Thank You for your interest


----------



## Route 66 (May 30, 2005)

And you ordered.......?????????


----------



## 06GTO (Sep 14, 2006)

I ordered Kooks 1 7/8's headers with catted midpipes, Trickflow 225 heads, and a 232 Comp Cam.


----------



## Route 66 (May 30, 2005)

Sweet! Good start on making that 500rwhp. Thats a tuff # to make. Im guessing you'll get 450+ pretty easily. Good luck! :cheers


----------



## 06GTO (Sep 14, 2006)

Route 66 said:


> Sweet! Good start on making that 500rwhp. Thats a tuff # to make. Im guessing you'll get 450+ pretty easily. Good luck! :cheers


I agree with you, I think 450 is doable, dyno will tell!
Then will be a matter to see how to reach the target, without underdrive pulley, or a monster cam.
Its a daily driver, so I don't like to kill the driveability.
Time will tell, but it will fun no doubt!


----------



## Guest (Feb 27, 2007)

Route 66 said:


> Sweet! Good start on making that 500rwhp. Thats a tuff # to make. Im guessing you'll get 450+ pretty easily. Good luck! :cheers


not when you have a whippled cobra its as easy as 123 listen the gto is sorta cool atleast the 05's and up are....... but if you wanna run with the big dawgs buy a 2003 cobra like me:cool


----------



## SnKGoat (Nov 21, 2006)

*Hey!?!*

Who let the Stang guy in?
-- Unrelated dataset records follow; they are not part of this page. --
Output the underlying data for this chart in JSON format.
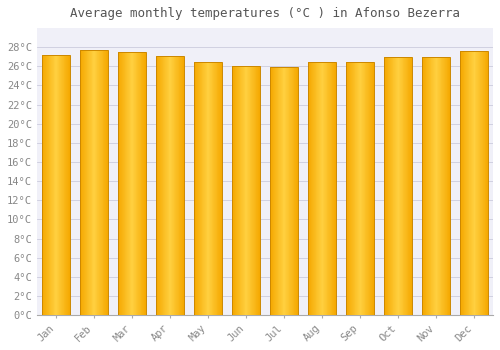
{
  "title": "Average monthly temperatures (°C ) in Afonso Bezerra",
  "months": [
    "Jan",
    "Feb",
    "Mar",
    "Apr",
    "May",
    "Jun",
    "Jul",
    "Aug",
    "Sep",
    "Oct",
    "Nov",
    "Dec"
  ],
  "temperatures": [
    27.2,
    27.7,
    27.5,
    27.1,
    26.4,
    26.0,
    25.9,
    26.4,
    26.4,
    27.0,
    27.0,
    27.6
  ],
  "ylim": [
    0,
    30
  ],
  "yticks": [
    0,
    2,
    4,
    6,
    8,
    10,
    12,
    14,
    16,
    18,
    20,
    22,
    24,
    26,
    28
  ],
  "bar_color_left": "#F5A800",
  "bar_color_center": "#FFD040",
  "bar_color_right": "#F5A800",
  "bar_edge_color": "#CC8800",
  "background_color": "#FFFFFF",
  "plot_bg_color": "#F0F0F8",
  "grid_color": "#CCCCDD",
  "title_fontsize": 9,
  "tick_fontsize": 7.5,
  "font_family": "monospace"
}
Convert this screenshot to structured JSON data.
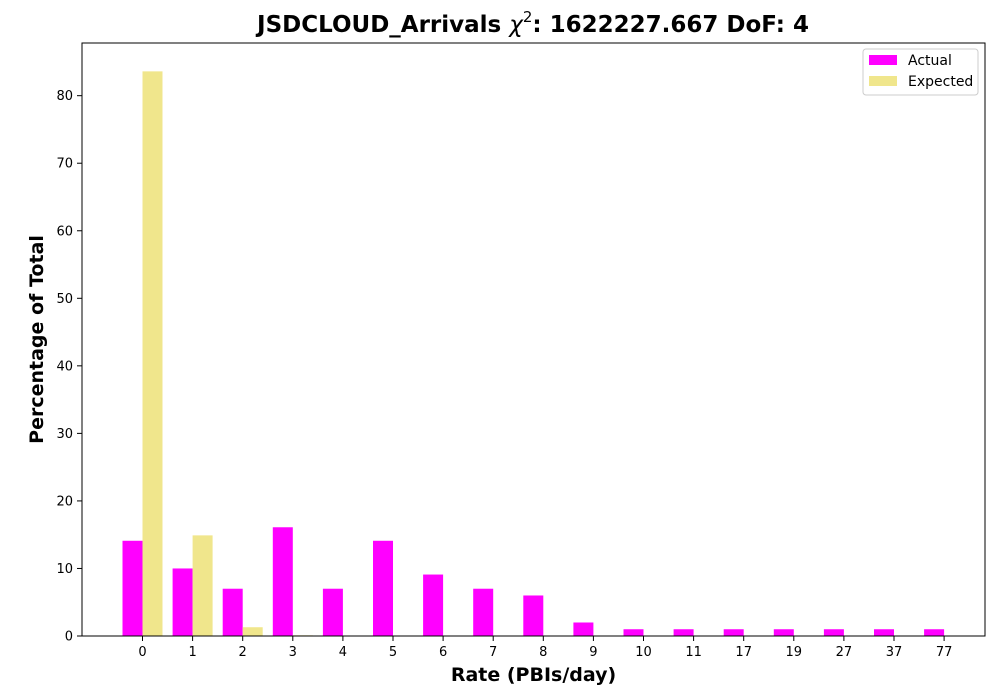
{
  "chart_data": {
    "type": "bar",
    "title_prefix": "JSDCLOUD_Arrivals ",
    "title_chi": "χ",
    "title_sup": "2",
    "title_suffix": ": 1622227.667 DoF: 4",
    "xlabel": "Rate (PBIs/day)",
    "ylabel": "Percentage of Total",
    "categories": [
      "0",
      "1",
      "2",
      "3",
      "4",
      "5",
      "6",
      "7",
      "8",
      "9",
      "10",
      "11",
      "17",
      "19",
      "27",
      "37",
      "77"
    ],
    "series": [
      {
        "name": "Actual",
        "color": "#ff00ff",
        "values": [
          14.1,
          10.0,
          7.0,
          16.1,
          7.0,
          14.1,
          9.1,
          7.0,
          6.0,
          2.0,
          1.0,
          1.0,
          1.0,
          1.0,
          1.0,
          1.0,
          1.0
        ]
      },
      {
        "name": "Expected",
        "color": "#f0e68c",
        "values": [
          83.6,
          14.9,
          1.3,
          0.1,
          0.0,
          0.0,
          0.0,
          0.0,
          0.0,
          0.0,
          0.0,
          0.0,
          0.0,
          0.0,
          0.0,
          0.0,
          0.0
        ]
      }
    ],
    "yticks": [
      "0",
      "10",
      "20",
      "30",
      "40",
      "50",
      "60",
      "70",
      "80"
    ],
    "ylim": [
      0,
      87.8
    ],
    "grid": false,
    "legend_position": "top-right"
  }
}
Where is 04Stangkiller when you need him? :lol:


----------



## Silver Bullet (Aug 3, 2006)

03bloodredsnake said:


> ....... but if you wanna run with the big dawgs buy a 2003 cobra like me


Honestly, you will never run with the big dogs... how about you try breaking the land speed record thenmaybe you won't be talking out of your ass


----------